Llega entonces la necesidad del recuerdo, de volver la vista atrás en busca de otros días que inexorablemente el tiempo amarillea y acartona con su lento e inefable caminar. Y su memoria le lleva casi sin remedio a cuando era niño y, como ahora, se encaramaba a lo más alto de la sierra de la Villa tratando de encontrar la soledad de sus pensamientos.

Cuando abre de nuevos los ojos, se topa con la imagen de Villena en la distancia. Cada detalle le es absolutamente familiar y, sin embargo, ahora que ha vuelto a la intimidad de la montaña tras tantos años sin hacerlo, tiene la sensación de que la ciudad que observa no tiene nada que ver con aquélla que le vio nacer y en la que ha vivido toda su vida. Incluso él mismo se siente un extraño dentro de su propio cuerpo, como si fuera un ser redivivo que tras emprender un largo viaje, hubiera vuelto a sus orígenes.

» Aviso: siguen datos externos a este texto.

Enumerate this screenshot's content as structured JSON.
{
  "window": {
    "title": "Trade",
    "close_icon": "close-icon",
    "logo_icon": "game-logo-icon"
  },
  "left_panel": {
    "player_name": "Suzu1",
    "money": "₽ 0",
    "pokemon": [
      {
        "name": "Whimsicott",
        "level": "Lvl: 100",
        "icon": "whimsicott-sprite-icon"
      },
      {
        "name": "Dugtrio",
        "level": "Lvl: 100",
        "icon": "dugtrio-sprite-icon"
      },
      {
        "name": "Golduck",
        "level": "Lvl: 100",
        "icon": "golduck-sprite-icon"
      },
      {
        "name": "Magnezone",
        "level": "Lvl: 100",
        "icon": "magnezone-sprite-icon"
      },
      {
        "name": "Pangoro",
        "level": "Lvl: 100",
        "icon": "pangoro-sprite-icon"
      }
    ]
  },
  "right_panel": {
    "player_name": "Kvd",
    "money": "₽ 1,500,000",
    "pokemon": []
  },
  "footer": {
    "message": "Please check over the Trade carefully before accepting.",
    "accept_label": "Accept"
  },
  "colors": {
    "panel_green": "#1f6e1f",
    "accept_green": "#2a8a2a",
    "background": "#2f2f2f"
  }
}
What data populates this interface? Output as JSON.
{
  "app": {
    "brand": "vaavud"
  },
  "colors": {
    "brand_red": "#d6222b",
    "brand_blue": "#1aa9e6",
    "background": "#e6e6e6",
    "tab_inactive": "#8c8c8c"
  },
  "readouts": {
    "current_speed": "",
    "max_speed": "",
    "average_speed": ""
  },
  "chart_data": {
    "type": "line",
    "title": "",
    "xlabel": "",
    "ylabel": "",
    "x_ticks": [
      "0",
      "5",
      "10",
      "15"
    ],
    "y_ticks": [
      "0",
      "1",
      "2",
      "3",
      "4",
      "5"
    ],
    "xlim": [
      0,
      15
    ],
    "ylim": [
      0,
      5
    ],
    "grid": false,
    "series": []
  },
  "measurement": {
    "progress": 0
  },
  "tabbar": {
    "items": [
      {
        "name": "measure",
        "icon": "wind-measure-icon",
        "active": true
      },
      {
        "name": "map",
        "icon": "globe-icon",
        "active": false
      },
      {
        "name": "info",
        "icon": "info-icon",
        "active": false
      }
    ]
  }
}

Se incorpora con esfuerzo y dedica una última mirada a la ciudad, una ciudad que, obligada por las circunstancias, crece abriéndose paso a lo largo. Y desde la perspectiva que le proporciona la altura, el caminante se siente poderoso y ese sentimiento, aunque sepa que es completamente irreal, le reconforta. Después, vuelve sobre sus pasos e inicia el descenso que le lleve a convertirse en una pequeña mancha más diluida en la distancia.